Evaluation of the clinical, immunologic, and biochemical effects of nitroso sulfamethoxazole administration to dogs: a pilot study.

Sulfonamide antimicrobials such as sulfamethoxazole (SMX) have been associated in humans with hypersensitivity reactions, to include fever, skin eruptions, hepatotoxicity, and blood dyscrasias. These reactions also occur in dogs, the only non-human species known to develop a similar spectrum of sulfonamide hypersensitivity. Sulfonamide hypersensitivity is not well understood, but has been hypothesized to be due to the generation of the reactive oxidative metabolite, nitroso sulfamethoxazole (SMX-NO). SMX-NO, unlike the parent sulfonamide, is cytotoxic in vitro, haptenizes tissue proteins, and is immunogenic in rodents. The purpose of this pilot study was to determine whether SMX-NO, when administered to dogs, would lead to drug-tissue adducts, anti-drug antibodies, antioxidant depletion, or clinical evidence of drug hypersensitivity. Four dogs were randomized to one of four treatments: SMX-NO 1 mg/kg; SMX-NO 3 mg/kg; SMX-NO 10 mg/kg; or vehicle control.
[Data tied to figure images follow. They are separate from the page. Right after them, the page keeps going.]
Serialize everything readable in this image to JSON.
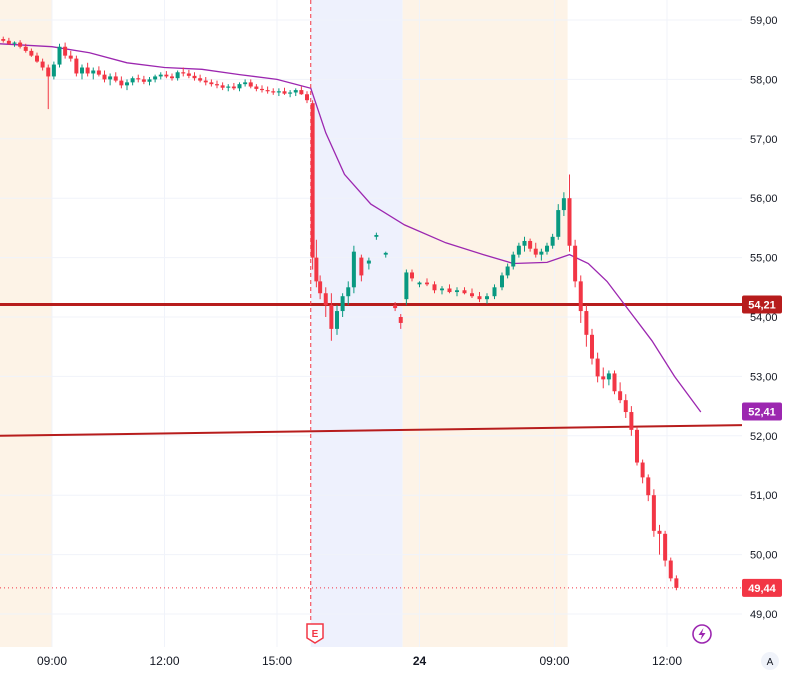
{
  "chart_data": {
    "type": "candlestick",
    "y_axis": {
      "ticks": [
        "59,00",
        "58,00",
        "57,00",
        "56,00",
        "55,00",
        "54,00",
        "53,00",
        "52,00",
        "51,00",
        "50,00",
        "49,00"
      ],
      "range": [
        48.75,
        59.25
      ]
    },
    "x_axis": {
      "ticks": [
        {
          "label": "09:00",
          "t": 0.0,
          "bold": false
        },
        {
          "label": "12:00",
          "t": 3.0,
          "bold": false
        },
        {
          "label": "15:00",
          "t": 6.0,
          "bold": false
        },
        {
          "label": "24",
          "t": 9.8,
          "bold": true
        },
        {
          "label": "09:00",
          "t": 13.4,
          "bold": false
        },
        {
          "label": "12:00",
          "t": 16.4,
          "bold": false
        }
      ]
    },
    "sessions": [
      {
        "kind": "pre-market",
        "t0": -1.4,
        "t1": 0.0,
        "color": "#fdf3e7"
      },
      {
        "kind": "after-hours",
        "t0": 6.9,
        "t1": 9.35,
        "color": "#eef1fd"
      },
      {
        "kind": "pre-market",
        "t0": 9.35,
        "t1": 13.75,
        "color": "#fdf3e7"
      }
    ],
    "earnings_marker": {
      "t": 6.9,
      "label": "E"
    },
    "horizontal_lines": [
      {
        "name": "level",
        "price": 54.21,
        "color": "#b71c1c"
      }
    ],
    "trend_lines": [
      {
        "from": [
          -1.4,
          52.0
        ],
        "to": [
          18.4,
          52.18
        ],
        "color": "#b71c1c"
      }
    ],
    "last_price_line": {
      "price": 49.44,
      "color": "#f23645"
    },
    "price_labels": [
      {
        "value": "54,21",
        "price": 54.21,
        "color": "#b71c1c"
      },
      {
        "value": "52,41",
        "price": 52.41,
        "color": "#9c27b0"
      },
      {
        "value": "49,44",
        "price": 49.44,
        "color": "#f23645"
      }
    ],
    "moving_average": {
      "color": "#9c27b0",
      "points": [
        [
          -1.4,
          58.6
        ],
        [
          0,
          58.55
        ],
        [
          1,
          58.45
        ],
        [
          2,
          58.28
        ],
        [
          3,
          58.2
        ],
        [
          4,
          58.17
        ],
        [
          5,
          58.08
        ],
        [
          6,
          58.0
        ],
        [
          6.9,
          57.85
        ],
        [
          7.3,
          57.1
        ],
        [
          7.8,
          56.4
        ],
        [
          8.5,
          55.9
        ],
        [
          9.4,
          55.55
        ],
        [
          10.5,
          55.25
        ],
        [
          11.5,
          55.05
        ],
        [
          12.3,
          54.9
        ],
        [
          13.2,
          54.92
        ],
        [
          13.8,
          55.05
        ],
        [
          14.3,
          54.9
        ],
        [
          14.8,
          54.6
        ],
        [
          15.4,
          54.1
        ],
        [
          16.0,
          53.6
        ],
        [
          16.6,
          53.0
        ],
        [
          17.3,
          52.4
        ]
      ]
    },
    "candles": [
      [
        -1.3,
        58.68,
        58.72,
        58.62,
        58.65
      ],
      [
        -1.15,
        58.65,
        58.7,
        58.58,
        58.6
      ],
      [
        -1.0,
        58.6,
        58.64,
        58.55,
        58.62
      ],
      [
        -0.85,
        58.62,
        58.66,
        58.52,
        58.55
      ],
      [
        -0.7,
        58.55,
        58.6,
        58.45,
        58.48
      ],
      [
        -0.55,
        58.48,
        58.52,
        58.38,
        58.4
      ],
      [
        -0.4,
        58.4,
        58.45,
        58.28,
        58.3
      ],
      [
        -0.25,
        58.3,
        58.35,
        58.15,
        58.2
      ],
      [
        -0.1,
        58.2,
        58.25,
        57.5,
        58.05
      ],
      [
        0.05,
        58.05,
        58.3,
        58.0,
        58.25
      ],
      [
        0.2,
        58.25,
        58.6,
        58.2,
        58.55
      ],
      [
        0.35,
        58.55,
        58.62,
        58.35,
        58.4
      ],
      [
        0.5,
        58.4,
        58.48,
        58.3,
        58.35
      ],
      [
        0.65,
        58.35,
        58.4,
        58.05,
        58.1
      ],
      [
        0.8,
        58.1,
        58.25,
        58.0,
        58.2
      ],
      [
        0.95,
        58.2,
        58.28,
        58.05,
        58.1
      ],
      [
        1.1,
        58.1,
        58.2,
        58.0,
        58.15
      ],
      [
        1.25,
        58.15,
        58.22,
        58.05,
        58.08
      ],
      [
        1.4,
        58.08,
        58.15,
        57.95,
        58.0
      ],
      [
        1.55,
        58.0,
        58.1,
        57.9,
        58.05
      ],
      [
        1.7,
        58.05,
        58.12,
        57.95,
        57.98
      ],
      [
        1.85,
        57.98,
        58.05,
        57.85,
        57.9
      ],
      [
        2.0,
        57.9,
        58.0,
        57.82,
        57.95
      ],
      [
        2.15,
        57.95,
        58.05,
        57.9,
        58.02
      ],
      [
        2.3,
        58.02,
        58.08,
        57.95,
        58.0
      ],
      [
        2.45,
        58.0,
        58.06,
        57.92,
        57.96
      ],
      [
        2.6,
        57.96,
        58.04,
        57.9,
        58.0
      ],
      [
        2.75,
        58.0,
        58.08,
        57.95,
        58.05
      ],
      [
        2.9,
        58.05,
        58.12,
        58.0,
        58.08
      ],
      [
        3.05,
        58.08,
        58.14,
        58.02,
        58.05
      ],
      [
        3.2,
        58.05,
        58.1,
        57.98,
        58.02
      ],
      [
        3.35,
        58.02,
        58.15,
        57.98,
        58.12
      ],
      [
        3.5,
        58.12,
        58.2,
        58.05,
        58.1
      ],
      [
        3.65,
        58.1,
        58.16,
        58.02,
        58.06
      ],
      [
        3.8,
        58.06,
        58.12,
        57.98,
        58.02
      ],
      [
        3.95,
        58.02,
        58.08,
        57.95,
        57.98
      ],
      [
        4.1,
        57.98,
        58.04,
        57.9,
        57.95
      ],
      [
        4.25,
        57.95,
        58.0,
        57.88,
        57.92
      ],
      [
        4.4,
        57.92,
        57.98,
        57.85,
        57.9
      ],
      [
        4.55,
        57.9,
        57.95,
        57.82,
        57.86
      ],
      [
        4.7,
        57.86,
        57.92,
        57.8,
        57.88
      ],
      [
        4.85,
        57.88,
        57.94,
        57.82,
        57.85
      ],
      [
        5.0,
        57.85,
        57.95,
        57.8,
        57.92
      ],
      [
        5.15,
        57.92,
        58.0,
        57.88,
        57.95
      ],
      [
        5.3,
        57.95,
        58.0,
        57.85,
        57.88
      ],
      [
        5.45,
        57.88,
        57.92,
        57.8,
        57.84
      ],
      [
        5.6,
        57.84,
        57.9,
        57.78,
        57.82
      ],
      [
        5.75,
        57.82,
        57.88,
        57.76,
        57.8
      ],
      [
        5.9,
        57.8,
        57.85,
        57.74,
        57.78
      ],
      [
        6.05,
        57.78,
        57.85,
        57.72,
        57.8
      ],
      [
        6.2,
        57.8,
        57.86,
        57.74,
        57.76
      ],
      [
        6.35,
        57.76,
        57.82,
        57.7,
        57.78
      ],
      [
        6.5,
        57.78,
        57.85,
        57.72,
        57.82
      ],
      [
        6.65,
        57.82,
        57.88,
        57.74,
        57.75
      ],
      [
        6.8,
        57.75,
        57.8,
        57.6,
        57.65
      ],
      [
        6.95,
        57.6,
        57.65,
        54.8,
        55.0
      ],
      [
        7.05,
        55.0,
        55.3,
        54.5,
        54.6
      ],
      [
        7.15,
        54.6,
        54.7,
        54.3,
        54.4
      ],
      [
        7.3,
        54.4,
        54.5,
        54.0,
        54.2
      ],
      [
        7.45,
        54.2,
        54.4,
        53.6,
        53.8
      ],
      [
        7.6,
        53.8,
        54.2,
        53.7,
        54.1
      ],
      [
        7.75,
        54.1,
        54.4,
        54.0,
        54.35
      ],
      [
        7.9,
        54.35,
        54.6,
        54.2,
        54.5
      ],
      [
        8.05,
        54.5,
        55.2,
        54.4,
        55.1
      ],
      [
        8.25,
        55.0,
        55.05,
        54.6,
        54.7
      ],
      [
        8.45,
        54.9,
        55.0,
        54.8,
        54.95
      ],
      [
        8.65,
        55.35,
        55.42,
        55.3,
        55.38
      ],
      [
        8.9,
        55.05,
        55.1,
        55.0,
        55.08
      ],
      [
        9.15,
        54.2,
        54.25,
        54.1,
        54.15
      ],
      [
        9.3,
        54.0,
        54.05,
        53.8,
        53.9
      ],
      [
        9.45,
        54.3,
        54.8,
        54.2,
        54.75
      ],
      [
        9.6,
        54.75,
        54.8,
        54.6,
        54.65
      ],
      [
        9.8,
        54.55,
        54.6,
        54.5,
        54.58
      ],
      [
        10.0,
        54.58,
        54.65,
        54.52,
        54.55
      ],
      [
        10.2,
        54.55,
        54.6,
        54.4,
        54.45
      ],
      [
        10.4,
        54.45,
        54.52,
        54.38,
        54.48
      ],
      [
        10.6,
        54.48,
        54.55,
        54.4,
        54.42
      ],
      [
        10.8,
        54.42,
        54.5,
        54.35,
        54.45
      ],
      [
        11.0,
        54.45,
        54.5,
        54.38,
        54.4
      ],
      [
        11.2,
        54.4,
        54.48,
        54.32,
        54.35
      ],
      [
        11.4,
        54.35,
        54.42,
        54.25,
        54.3
      ],
      [
        11.6,
        54.3,
        54.4,
        54.22,
        54.35
      ],
      [
        11.8,
        54.35,
        54.55,
        54.3,
        54.5
      ],
      [
        12.0,
        54.5,
        54.75,
        54.45,
        54.7
      ],
      [
        12.15,
        54.7,
        54.9,
        54.65,
        54.85
      ],
      [
        12.3,
        54.85,
        55.1,
        54.8,
        55.05
      ],
      [
        12.45,
        55.05,
        55.25,
        55.0,
        55.2
      ],
      [
        12.6,
        55.2,
        55.35,
        55.1,
        55.28
      ],
      [
        12.75,
        55.28,
        55.32,
        55.1,
        55.15
      ],
      [
        12.9,
        55.15,
        55.25,
        55.0,
        55.05
      ],
      [
        13.05,
        55.05,
        55.15,
        54.95,
        55.1
      ],
      [
        13.2,
        55.1,
        55.25,
        55.05,
        55.2
      ],
      [
        13.35,
        55.2,
        55.4,
        55.15,
        55.35
      ],
      [
        13.5,
        55.35,
        55.9,
        55.3,
        55.8
      ],
      [
        13.65,
        55.8,
        56.1,
        55.7,
        56.0
      ],
      [
        13.8,
        56.0,
        56.4,
        55.1,
        55.2
      ],
      [
        13.95,
        55.2,
        55.3,
        54.5,
        54.6
      ],
      [
        14.1,
        54.6,
        54.7,
        53.9,
        54.1
      ],
      [
        14.25,
        54.1,
        54.2,
        53.5,
        53.7
      ],
      [
        14.4,
        53.7,
        53.8,
        53.2,
        53.3
      ],
      [
        14.55,
        53.3,
        53.4,
        52.9,
        53.0
      ],
      [
        14.7,
        53.0,
        53.15,
        52.8,
        52.95
      ],
      [
        14.85,
        52.95,
        53.1,
        52.85,
        53.05
      ],
      [
        15.0,
        53.05,
        53.1,
        52.7,
        52.75
      ],
      [
        15.15,
        52.75,
        52.9,
        52.55,
        52.6
      ],
      [
        15.3,
        52.6,
        52.7,
        52.3,
        52.4
      ],
      [
        15.45,
        52.4,
        52.5,
        52.0,
        52.1
      ],
      [
        15.6,
        52.1,
        52.15,
        51.5,
        51.55
      ],
      [
        15.75,
        51.55,
        51.6,
        51.2,
        51.3
      ],
      [
        15.9,
        51.3,
        51.35,
        50.9,
        51.0
      ],
      [
        16.05,
        51.0,
        51.1,
        50.3,
        50.4
      ],
      [
        16.2,
        50.4,
        50.5,
        50.0,
        50.35
      ],
      [
        16.35,
        50.35,
        50.4,
        49.8,
        49.9
      ],
      [
        16.5,
        49.9,
        49.95,
        49.55,
        49.6
      ],
      [
        16.65,
        49.6,
        49.65,
        49.4,
        49.44
      ]
    ]
  },
  "icons": {
    "earnings": "earnings-event-icon",
    "lightning": "lightning-alert-icon",
    "auto_scale": "A"
  }
}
Dosing was by the intraperitoneal route, once daily for four consecutive days per week, for 2 weeks total, followed by a third week of observation. Following this, all dogs were challenged with trimethoprim-sulfamethoxazole, 25 mg/kg for 12 h for 2 weeks. No dog developed clinical or biochemical evidence of drug hypersensitivity. Plasma cysteine and leukocyte reduced glutathione were not depleted during dosing; however, ascorbate was significantly depleted by week 2 following SMX-NO at 10 mg/kg. Anti-SMX antibodies (IgG or IgM by ELISA) were not detected in any dogs at any time points. SMX-hemoglobin adducts were detected in the spleen in SMX-NO dosed dogs; however, these adducts were not accompanied by an immunologic or systemic response. The results of this pilot study indicate that SMX-NO dosing in dogs, using a dosing protocol shown to be immunogenic in other species, produces modest ascorbate depletion and hemoglobin adduct formation, but is insufficient to produce an immunologic response or a clinical syndrome of sulfonamide hypersensitivity in this susceptible species.